He rubbed her arms. “You will. Hold on to a vision of you with your feet up in your home in Folly Beach.”
She all but melted against his tall frame. “With you and Sherlock sitting next to me as we watch the sun set.”
Their eyes met when she lifted her head, and they both smiled. He could already see it, and his heart started thumping in excitement like it did before he took off on the airstrip. “I’m already there.”
She touched his chest tenderly. “Me too. Now…all we have to do is make sure everything goes great.”
“You tell them about the wig thing yet?”
“No, but I’m about to.” She rubbed the spot between her brows. “What’s the worst thing that can happen?”
With her family?
The sky was the limit.
TWENTY-THREE
Her mother had a backup wig.
Of course it was the hideous wig she’d originally picked out, the one Dax had gotten her out of buying. Ariel stared at her mother’s hard face and the Kardashian-like hairpiece in her hand while Tiffany chewed into Marshall about wearing a tie, an argument Tricia and Terry had already gone through with the other boys. Marshall had held out the longest. She was tempted to channel his rebellion.
Firming her shoulders, she faced her mother. “Mother?—”
“I’m not listening to another word, Ariel.” She stepped closer, her eyes hard, her hair spray so strong Ariel’s nose twitched. “I knew this would happen, which is why I went to the store and got the wig I’d originally wanted you to buy. As for the wig going missing, Jeffrey was involved in this, wasn’t he?”
She wasn’t going to throw her brother under the bus. “Mother, I really don’t want?—”
“Ariel!” Her mother’s voice put a pause on Tiffany’s mini battle with Marshall in the corner. “You will not be in this wedding if you don’t wear this wig!”
Someone grabbed her arm and squeezed gently. Turning, she watched as Tiffany confronted their mother, lifting her chin with sheer Deverell determination. “Mother, I changed my mind. Bride’s prerogative. I think Ariel’s hair looks perfect as it is.”

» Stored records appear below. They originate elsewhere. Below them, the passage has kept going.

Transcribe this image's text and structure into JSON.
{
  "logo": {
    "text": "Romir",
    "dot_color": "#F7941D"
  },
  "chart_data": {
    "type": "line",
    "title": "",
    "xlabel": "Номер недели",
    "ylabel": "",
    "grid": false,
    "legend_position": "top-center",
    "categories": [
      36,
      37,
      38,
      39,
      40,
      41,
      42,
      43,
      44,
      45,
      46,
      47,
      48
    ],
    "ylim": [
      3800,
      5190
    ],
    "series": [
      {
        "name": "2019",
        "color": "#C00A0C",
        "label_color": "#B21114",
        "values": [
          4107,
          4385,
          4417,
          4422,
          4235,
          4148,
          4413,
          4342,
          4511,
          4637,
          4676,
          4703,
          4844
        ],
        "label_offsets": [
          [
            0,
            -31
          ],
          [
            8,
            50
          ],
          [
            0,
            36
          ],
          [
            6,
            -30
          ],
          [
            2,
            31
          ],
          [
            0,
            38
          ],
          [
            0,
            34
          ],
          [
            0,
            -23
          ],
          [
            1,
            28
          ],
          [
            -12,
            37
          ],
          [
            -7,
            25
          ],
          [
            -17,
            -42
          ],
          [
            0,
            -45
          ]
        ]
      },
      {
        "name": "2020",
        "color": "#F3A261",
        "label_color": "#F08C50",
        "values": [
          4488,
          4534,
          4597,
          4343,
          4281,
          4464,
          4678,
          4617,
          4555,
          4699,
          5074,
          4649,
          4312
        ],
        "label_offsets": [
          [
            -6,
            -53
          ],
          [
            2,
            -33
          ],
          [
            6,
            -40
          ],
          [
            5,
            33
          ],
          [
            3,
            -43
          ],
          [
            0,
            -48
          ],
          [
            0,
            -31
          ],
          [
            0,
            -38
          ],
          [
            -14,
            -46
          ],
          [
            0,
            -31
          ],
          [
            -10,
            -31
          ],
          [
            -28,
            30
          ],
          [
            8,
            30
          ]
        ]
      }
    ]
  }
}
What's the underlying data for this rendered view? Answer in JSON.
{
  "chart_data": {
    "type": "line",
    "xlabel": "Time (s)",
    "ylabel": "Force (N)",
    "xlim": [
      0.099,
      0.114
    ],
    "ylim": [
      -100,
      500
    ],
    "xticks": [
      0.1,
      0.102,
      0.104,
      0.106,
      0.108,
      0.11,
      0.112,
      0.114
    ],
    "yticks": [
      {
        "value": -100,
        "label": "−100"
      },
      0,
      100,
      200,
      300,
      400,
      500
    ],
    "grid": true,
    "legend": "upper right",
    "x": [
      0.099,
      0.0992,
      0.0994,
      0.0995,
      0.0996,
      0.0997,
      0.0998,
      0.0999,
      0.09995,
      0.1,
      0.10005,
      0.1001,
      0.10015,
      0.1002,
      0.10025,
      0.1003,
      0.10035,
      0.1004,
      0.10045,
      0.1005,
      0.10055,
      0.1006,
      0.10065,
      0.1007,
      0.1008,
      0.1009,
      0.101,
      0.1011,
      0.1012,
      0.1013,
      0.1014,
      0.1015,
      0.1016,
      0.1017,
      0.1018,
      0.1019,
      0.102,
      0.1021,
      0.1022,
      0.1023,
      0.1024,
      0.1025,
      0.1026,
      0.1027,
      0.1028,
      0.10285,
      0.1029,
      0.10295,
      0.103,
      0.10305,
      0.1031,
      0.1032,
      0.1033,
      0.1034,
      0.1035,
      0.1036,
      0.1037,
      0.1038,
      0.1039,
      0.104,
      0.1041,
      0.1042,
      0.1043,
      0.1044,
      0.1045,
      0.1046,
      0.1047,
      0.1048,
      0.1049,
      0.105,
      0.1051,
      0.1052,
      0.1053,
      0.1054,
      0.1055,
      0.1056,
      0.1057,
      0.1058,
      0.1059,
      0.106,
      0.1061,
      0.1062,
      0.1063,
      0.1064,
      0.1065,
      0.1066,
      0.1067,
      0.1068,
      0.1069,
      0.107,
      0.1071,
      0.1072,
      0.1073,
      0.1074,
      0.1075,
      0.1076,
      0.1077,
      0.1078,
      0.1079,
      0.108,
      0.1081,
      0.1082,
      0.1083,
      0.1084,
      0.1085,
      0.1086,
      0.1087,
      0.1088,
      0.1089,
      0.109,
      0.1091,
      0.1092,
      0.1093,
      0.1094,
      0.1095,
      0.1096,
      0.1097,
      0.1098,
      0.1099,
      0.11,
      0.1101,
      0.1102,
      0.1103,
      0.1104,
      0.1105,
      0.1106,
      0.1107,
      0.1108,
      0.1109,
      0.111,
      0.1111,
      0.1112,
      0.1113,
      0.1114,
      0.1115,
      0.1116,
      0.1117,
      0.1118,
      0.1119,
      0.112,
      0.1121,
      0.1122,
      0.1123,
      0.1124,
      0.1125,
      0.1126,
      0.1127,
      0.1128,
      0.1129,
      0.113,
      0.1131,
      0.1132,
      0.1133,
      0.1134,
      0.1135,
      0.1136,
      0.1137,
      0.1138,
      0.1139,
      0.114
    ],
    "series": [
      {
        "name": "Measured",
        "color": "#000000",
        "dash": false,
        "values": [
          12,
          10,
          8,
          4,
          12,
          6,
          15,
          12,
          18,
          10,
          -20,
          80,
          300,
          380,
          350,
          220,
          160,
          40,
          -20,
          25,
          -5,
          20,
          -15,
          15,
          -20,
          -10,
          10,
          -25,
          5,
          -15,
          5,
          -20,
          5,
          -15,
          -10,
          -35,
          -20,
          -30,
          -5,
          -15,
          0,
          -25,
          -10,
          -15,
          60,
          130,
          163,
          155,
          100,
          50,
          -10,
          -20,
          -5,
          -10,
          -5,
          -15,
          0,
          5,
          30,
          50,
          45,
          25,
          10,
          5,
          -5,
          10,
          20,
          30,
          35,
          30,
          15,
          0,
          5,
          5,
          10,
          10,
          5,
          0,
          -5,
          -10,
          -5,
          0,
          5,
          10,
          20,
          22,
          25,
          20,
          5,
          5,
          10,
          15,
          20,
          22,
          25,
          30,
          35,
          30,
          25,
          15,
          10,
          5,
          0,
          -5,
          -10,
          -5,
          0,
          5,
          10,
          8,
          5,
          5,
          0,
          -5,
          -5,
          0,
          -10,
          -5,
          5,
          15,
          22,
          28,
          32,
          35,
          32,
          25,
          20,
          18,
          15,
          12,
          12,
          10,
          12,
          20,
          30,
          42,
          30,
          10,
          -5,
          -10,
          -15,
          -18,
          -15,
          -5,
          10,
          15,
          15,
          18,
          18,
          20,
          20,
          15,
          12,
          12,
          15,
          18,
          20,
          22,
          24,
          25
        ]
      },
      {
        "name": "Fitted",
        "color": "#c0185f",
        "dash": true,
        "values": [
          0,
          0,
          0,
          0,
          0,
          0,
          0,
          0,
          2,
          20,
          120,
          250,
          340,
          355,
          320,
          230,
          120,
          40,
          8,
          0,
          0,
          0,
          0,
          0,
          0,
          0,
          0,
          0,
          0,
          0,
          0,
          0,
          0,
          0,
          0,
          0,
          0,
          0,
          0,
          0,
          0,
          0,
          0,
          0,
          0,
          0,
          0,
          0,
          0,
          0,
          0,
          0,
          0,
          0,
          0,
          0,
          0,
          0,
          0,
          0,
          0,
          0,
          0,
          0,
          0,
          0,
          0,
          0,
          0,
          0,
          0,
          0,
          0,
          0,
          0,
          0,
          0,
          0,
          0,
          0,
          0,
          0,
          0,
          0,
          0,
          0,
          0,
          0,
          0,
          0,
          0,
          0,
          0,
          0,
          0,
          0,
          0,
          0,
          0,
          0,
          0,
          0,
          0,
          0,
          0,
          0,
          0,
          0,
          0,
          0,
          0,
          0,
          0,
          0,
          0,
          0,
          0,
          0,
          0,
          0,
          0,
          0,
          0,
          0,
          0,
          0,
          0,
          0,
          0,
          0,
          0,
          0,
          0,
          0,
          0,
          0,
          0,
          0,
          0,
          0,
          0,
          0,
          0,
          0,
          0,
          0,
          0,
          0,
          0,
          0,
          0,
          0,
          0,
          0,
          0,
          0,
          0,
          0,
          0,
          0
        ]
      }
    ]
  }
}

Terry and Tricia gasped in their matching pale pink robes, clutching theirmore champagne than orange juicemimosas, their towering bouffant blond hair sprayed into perfectly shaped birds’ nests, if you asked Ariel. Mother must have gotten Botox sometime before the wedding, because Ariel could tell she was trying to lift her eyebrow in derision. Only her perfectly dyed and waxed eyebrows wouldn’t budge.
Tiffany touched the ends of Ariel’s short hair. “I think it’s pretty. Besides, it suits her. Let’s keep that wig for another time. Like always, you have impeccable taste. I might wear it for the next Deverell event.”
As she said it, Tiffany grabbed the wig from their mother’s hand. A brief tug-of-war ensued before Mother reluctantly let it go, long burgundy nails curving into clawlike shapes before resting beside her peach silk pajamas. “Well, it’s your wedding, darling.”
That voice was code for:I’ll remember this and you will pay at a future date.
Ariel was too relieved and deeply moved by Tiffany’s gesture to care. “Great!” she pronounced. “So let’s let the makeup artist do her thing now that everyone’s hair is done, and I’ll go and check on the setup. The sparkler contractor is arriving shortly, and I want to make sure the koi fountain has been installed.”
At this point she would invent an errand to get out of there.
Tiffany half hugged her, jangly but excited. “It’s all coming together, isn’t it? There were moments when I thought the wedding was going to be canceled. Especially when my dress didn’t fit. But Jeffrey took a picture of it and sent it to me, hanging in the bridal cottage. I can’t wait to get into it. Even with the back looking like a bodice. I’m getting married today. Oh, Marshall! Come and hug your mama.”
His shoulder lifted, his entire body tensing in defiance, and he didn’t move until Terry gave him a gentle cuff to the back of his head. He glared at her before trudging forward, so slow a turtle could have beaten him.
Tiffany rolled her eyes toward everyone after pulling her son toward her, careful not to wrinkle her white silk robe. “Honey, today is going to change everything. We’ve got a whole new life awaiting us.”
“I don’t want to move,” he ground out.
She kissed the top of his forehead and firmly took his shoulders. “I know it’s going to be hard to leave Pensacola. I’m leaving my friends too, but San Diego is going to be great. You’ll see.”
His mouth remained mutinous as she kissed him again. Finally pulling away, he stormed out of the resort’s bridal suite and slammed the door.
Tiffany leaned closer to Ariel and whispered, “What I wouldn’t give for a drink.”
She caught herself before she looked at her sister’s flat stomach. She realized she didn’t even know how far along her sister was. Well, there’d be time for all of that after Tiffany made her announcement.